Johnson & Johnson, already under fire for a massive recall of children’s medicine issued in April by its McNeil Consumer Healthcare Unit, is now facing another investigation. This one involves an alleged “phantom recall” of some Motrin tablets that occurred in 2008.

Last week, the House Oversight and Government Reform Committee conducted a hearing into the children’s medicine recall, which led to the revelation of Motrin incident. Documents released by the Committee showed that McNeil hired contractors to buy Motrin IB caplets under orders not to mention the term “recall” after learning in November 2008 that the drugs were not dissolving properly. A memo titled “Motrin Purchase Project” instructed the contractors to “on your schedule to locate and purchase” all of the Motrin eight-count packages. The document further instructed them to “‘act’ like a regular customer in making these purchases.”

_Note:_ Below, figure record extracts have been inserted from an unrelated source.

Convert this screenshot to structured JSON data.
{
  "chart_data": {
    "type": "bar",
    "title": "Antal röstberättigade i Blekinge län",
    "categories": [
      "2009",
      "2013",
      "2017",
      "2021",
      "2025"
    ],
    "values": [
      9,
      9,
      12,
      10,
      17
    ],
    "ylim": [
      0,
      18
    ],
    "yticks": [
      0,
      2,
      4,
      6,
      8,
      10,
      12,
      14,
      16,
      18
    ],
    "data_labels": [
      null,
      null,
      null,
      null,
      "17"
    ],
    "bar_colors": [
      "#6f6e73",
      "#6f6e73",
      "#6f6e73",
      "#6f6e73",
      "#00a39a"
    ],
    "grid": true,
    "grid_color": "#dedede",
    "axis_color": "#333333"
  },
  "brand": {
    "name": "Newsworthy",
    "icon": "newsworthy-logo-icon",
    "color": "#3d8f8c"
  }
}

Neither the public nor the U.S. Food & Drug Administration (FDA) was informed of the action. Once the FDA inadvertently learned of the Motrin project, McNeil recalled 88,000 packages of the drug in July 2009.

Now the House Committee wants to know more about that incident. In a letter dated May 28 and released yesterday, the Committee chair Edolphus Towns, D-NY, asked Johnson & Johnson to provide a “detailed description” about the hiring of outside contractors or employees used to remove products from stores. It also requests all records relating to the 2008 Motrin incident, as well as the names of the contractors used in the Motrin purchase effort.

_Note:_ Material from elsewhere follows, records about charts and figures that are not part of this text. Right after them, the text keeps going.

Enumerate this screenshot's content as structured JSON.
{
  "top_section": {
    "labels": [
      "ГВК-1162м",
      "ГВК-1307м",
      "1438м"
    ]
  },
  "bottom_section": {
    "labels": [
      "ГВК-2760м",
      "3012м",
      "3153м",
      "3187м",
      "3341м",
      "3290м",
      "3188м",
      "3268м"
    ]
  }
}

Johnson & Johnson has been under scrutiny since April, when its McNeil Consumer Healthcare unit recalled more than 40 varieties of Tylenol Infant Drops, Children’s Tylenol Suspensions, Children’s Tylenol Plus Suspensions, Motrin Infant Drops, Children’s Motrin Suspensions, Children’s Zyrtec Liquid in Bottles, and Children’s Benadryl Allergy Liquid.

The recall was the largest involving children’s medicines in the history of the FDA, and involved 70 percent of the market for over-the-counter pediatric liquid medicines.

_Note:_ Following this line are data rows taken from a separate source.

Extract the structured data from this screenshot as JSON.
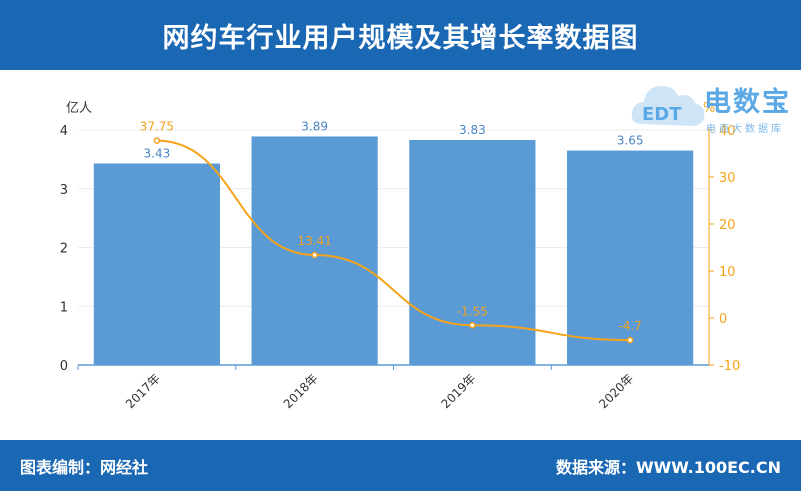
{
  "header": {
    "title": "网约车行业用户规模及其增长率数据图"
  },
  "footer": {
    "left": "图表编制：网经社",
    "right": "数据来源：WWW.100EC.CN"
  },
  "logo": {
    "brand": "电数宝",
    "sub": "电商大数据库",
    "mark": "EDT"
  },
  "colors": {
    "bar": "#5b9bd5",
    "line": "#f5a31a",
    "header": "#1a67b4",
    "bar_label": "#4a86c5",
    "line_label": "#f0a020"
  },
  "chart_data": {
    "type": "bar",
    "categories": [
      "2017年",
      "2018年",
      "2019年",
      "2020年"
    ],
    "series": [
      {
        "values": [
          3.43,
          3.89,
          3.83,
          3.65
        ],
        "axis": "left"
      },
      {
        "values": [
          37.75,
          13.41,
          -1.55,
          -4.7
        ],
        "axis": "right",
        "type": "line"
      }
    ],
    "ylabel_left": "亿人",
    "ylabel_right": "%",
    "ylim_left": [
      0,
      4
    ],
    "ylim_right": [
      -10,
      40
    ],
    "yticks_left": [
      "0",
      "1",
      "2",
      "3",
      "4"
    ],
    "yticks_right": [
      "-10",
      "0",
      "10",
      "20",
      "30",
      "40"
    ],
    "grid": true
  }
}
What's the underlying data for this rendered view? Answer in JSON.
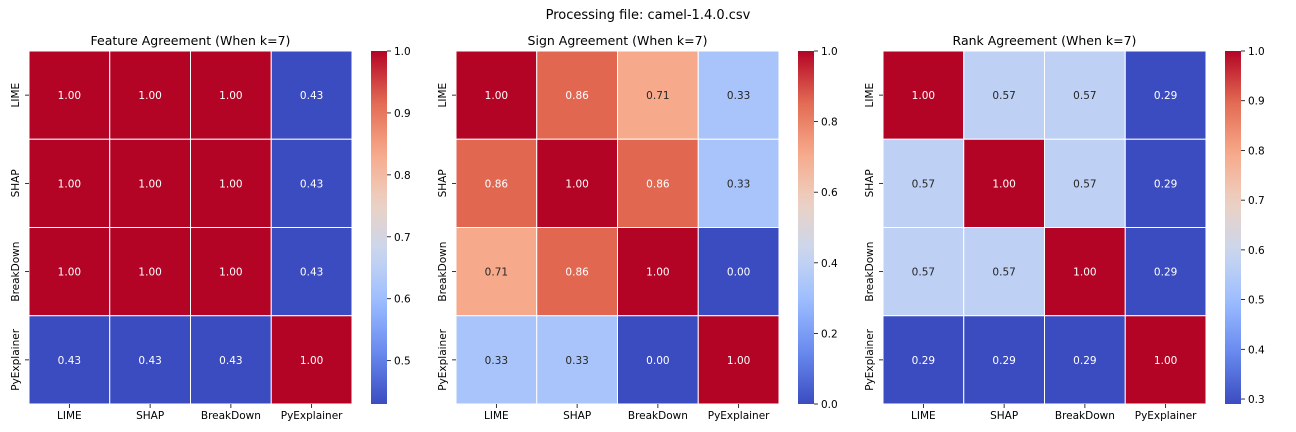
{
  "figure": {
    "suptitle": "Processing file: camel-1.4.0.csv"
  },
  "colors": {
    "colormap": "coolwarm",
    "stops": [
      "#3b4cc0",
      "#6788ee",
      "#9abbff",
      "#c9d7f0",
      "#edd1c2",
      "#f7a889",
      "#e26952",
      "#b40426"
    ],
    "cell_border": "#ffffff",
    "label_light": "#ffffff",
    "label_dark": "#262626"
  },
  "chart_data": [
    {
      "type": "heatmap",
      "title": "Feature Agreement (When k=7)",
      "rows": [
        "LIME",
        "SHAP",
        "BreakDown",
        "PyExplainer"
      ],
      "columns": [
        "LIME",
        "SHAP",
        "BreakDown",
        "PyExplainer"
      ],
      "values": [
        [
          1.0,
          1.0,
          1.0,
          0.43
        ],
        [
          1.0,
          1.0,
          1.0,
          0.43
        ],
        [
          1.0,
          1.0,
          1.0,
          0.43
        ],
        [
          0.43,
          0.43,
          0.43,
          1.0
        ]
      ],
      "vmin": 0.43,
      "vmax": 1.0,
      "colorbar_ticks": [
        0.5,
        0.6,
        0.7,
        0.8,
        0.9,
        1.0
      ],
      "colorbar_tick_labels": [
        "0.5",
        "0.6",
        "0.7",
        "0.8",
        "0.9",
        "1.0"
      ]
    },
    {
      "type": "heatmap",
      "title": "Sign Agreement (When k=7)",
      "rows": [
        "LIME",
        "SHAP",
        "BreakDown",
        "PyExplainer"
      ],
      "columns": [
        "LIME",
        "SHAP",
        "BreakDown",
        "PyExplainer"
      ],
      "values": [
        [
          1.0,
          0.86,
          0.71,
          0.33
        ],
        [
          0.86,
          1.0,
          0.86,
          0.33
        ],
        [
          0.71,
          0.86,
          1.0,
          0.0
        ],
        [
          0.33,
          0.33,
          0.0,
          1.0
        ]
      ],
      "vmin": 0.0,
      "vmax": 1.0,
      "colorbar_ticks": [
        0.0,
        0.2,
        0.4,
        0.6,
        0.8,
        1.0
      ],
      "colorbar_tick_labels": [
        "0.0",
        "0.2",
        "0.4",
        "0.6",
        "0.8",
        "1.0"
      ]
    },
    {
      "type": "heatmap",
      "title": "Rank Agreement (When k=7)",
      "rows": [
        "LIME",
        "SHAP",
        "BreakDown",
        "PyExplainer"
      ],
      "columns": [
        "LIME",
        "SHAP",
        "BreakDown",
        "PyExplainer"
      ],
      "values": [
        [
          1.0,
          0.57,
          0.57,
          0.29
        ],
        [
          0.57,
          1.0,
          0.57,
          0.29
        ],
        [
          0.57,
          0.57,
          1.0,
          0.29
        ],
        [
          0.29,
          0.29,
          0.29,
          1.0
        ]
      ],
      "vmin": 0.29,
      "vmax": 1.0,
      "colorbar_ticks": [
        0.3,
        0.4,
        0.5,
        0.6,
        0.7,
        0.8,
        0.9,
        1.0
      ],
      "colorbar_tick_labels": [
        "0.3",
        "0.4",
        "0.5",
        "0.6",
        "0.7",
        "0.8",
        "0.9",
        "1.0"
      ]
    }
  ]
}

A memo prepared by Congressional staffers that was released last week revealed that between January 2008 and April 2010, the FDA received 775 reports of adverse events – including 30 deaths – involving the recalled drugs. After the recall, the agency received several hundred more complaints, including seven deaths, the memo said.

The FDA is still investigating some of the adverse event reports to determine if the events were related to a child taking one of the recalled medicines.